Dalla raccolta Si innamoravano tutti di me e io del loro amore, SuiGeneris Edizioni (2018).

 

Norwegian wood

Procedeva di poco avanti a me,
e le guardavo le spalle rigide
stizzite. Camminando disegnava
dei semicerchi con le caviglie
esili e cerulee per i riflessi del mare,
adeguate per scappare, per strappare
quel che resta di una mano su un fianco.
A occhi chiusi vedo ancora la sua
sagoma illuminata piegarsi sul pianoforte,
l’unico in quel misero emisfero.
Nessun’altra aveva i suoi occhi
in quel paesino di periferia,
che ancora è casa mia.
Nessun’altra ha la schiena pallida
e levigata, come aveva lei.
Nessun’altra muore così,
in un albero qualsiasi,
con una corda qualsiasi,
di una notte qualsiasi,
sul mio amore qualsiasi.

 

 

Dalla cima di una collina

Dalla cima di una collina
non tanto alta,
i paesi sono solo intermittenza
di luci e rumori;
e buio impastato dall’afa.
In un paese c’è casa mia,
nell’altro no.
Allora non so se la verità
si riconosce da vicino o da lontano.
Non so se casa mia è un letto,
un fondo disordinato,
l’odore incrostato del vino,
le tovaglie rosse di mia madre,
un forno per la pizza pieno di libri,
un melograno secco,
o solo una luce intermittente e vago rumore.

 

 

Verità

Alla periferia del genere umano,
dopo di me gli animali,
pedinavo la verità,
poi l’ho raggiunta:
non sono mai stato così inappagato.

La verità può solo essere oscena.
Non c’è innocenza
nelle tue labbra storte,
nel suo grido
e nel nostro silenzio.

 

 


Fabrizio Sani
 è nato in provincia di Arezzo e vive a Roma da cinque anni.

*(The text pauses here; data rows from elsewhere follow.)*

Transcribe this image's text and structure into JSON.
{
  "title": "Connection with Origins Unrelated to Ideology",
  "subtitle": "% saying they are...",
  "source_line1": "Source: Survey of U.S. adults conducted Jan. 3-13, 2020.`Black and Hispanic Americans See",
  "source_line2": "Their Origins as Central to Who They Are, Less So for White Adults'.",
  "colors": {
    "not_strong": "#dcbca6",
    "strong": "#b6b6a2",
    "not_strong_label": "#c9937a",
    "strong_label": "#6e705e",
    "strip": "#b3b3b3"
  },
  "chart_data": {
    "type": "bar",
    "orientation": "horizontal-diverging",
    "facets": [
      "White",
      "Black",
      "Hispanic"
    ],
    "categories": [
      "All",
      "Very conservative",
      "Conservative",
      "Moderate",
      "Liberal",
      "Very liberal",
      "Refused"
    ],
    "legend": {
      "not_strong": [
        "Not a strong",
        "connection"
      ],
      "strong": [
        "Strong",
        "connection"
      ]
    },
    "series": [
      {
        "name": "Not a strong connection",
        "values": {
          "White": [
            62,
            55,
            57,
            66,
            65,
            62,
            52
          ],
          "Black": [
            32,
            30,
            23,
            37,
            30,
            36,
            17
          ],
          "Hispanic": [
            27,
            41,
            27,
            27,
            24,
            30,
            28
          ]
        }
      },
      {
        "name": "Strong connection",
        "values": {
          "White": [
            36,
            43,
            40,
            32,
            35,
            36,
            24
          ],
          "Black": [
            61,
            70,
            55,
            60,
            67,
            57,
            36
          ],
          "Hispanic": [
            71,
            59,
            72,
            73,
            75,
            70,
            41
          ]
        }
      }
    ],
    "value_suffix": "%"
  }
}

Si è laureato in Arti e scienze dello spettacolo alla Sapienza e sta conseguendo la magistrale in Editoria e scrittura nello stesso ateneo. Per le edizioni SuiGeneris ha pubblicato il suo primo libro dal titolo Si innamoravano tutti di me e io del loro amore. Ha collaborato come editor per la casa editrice Empiria ed è redattore per Jobok magazine e Gradozero.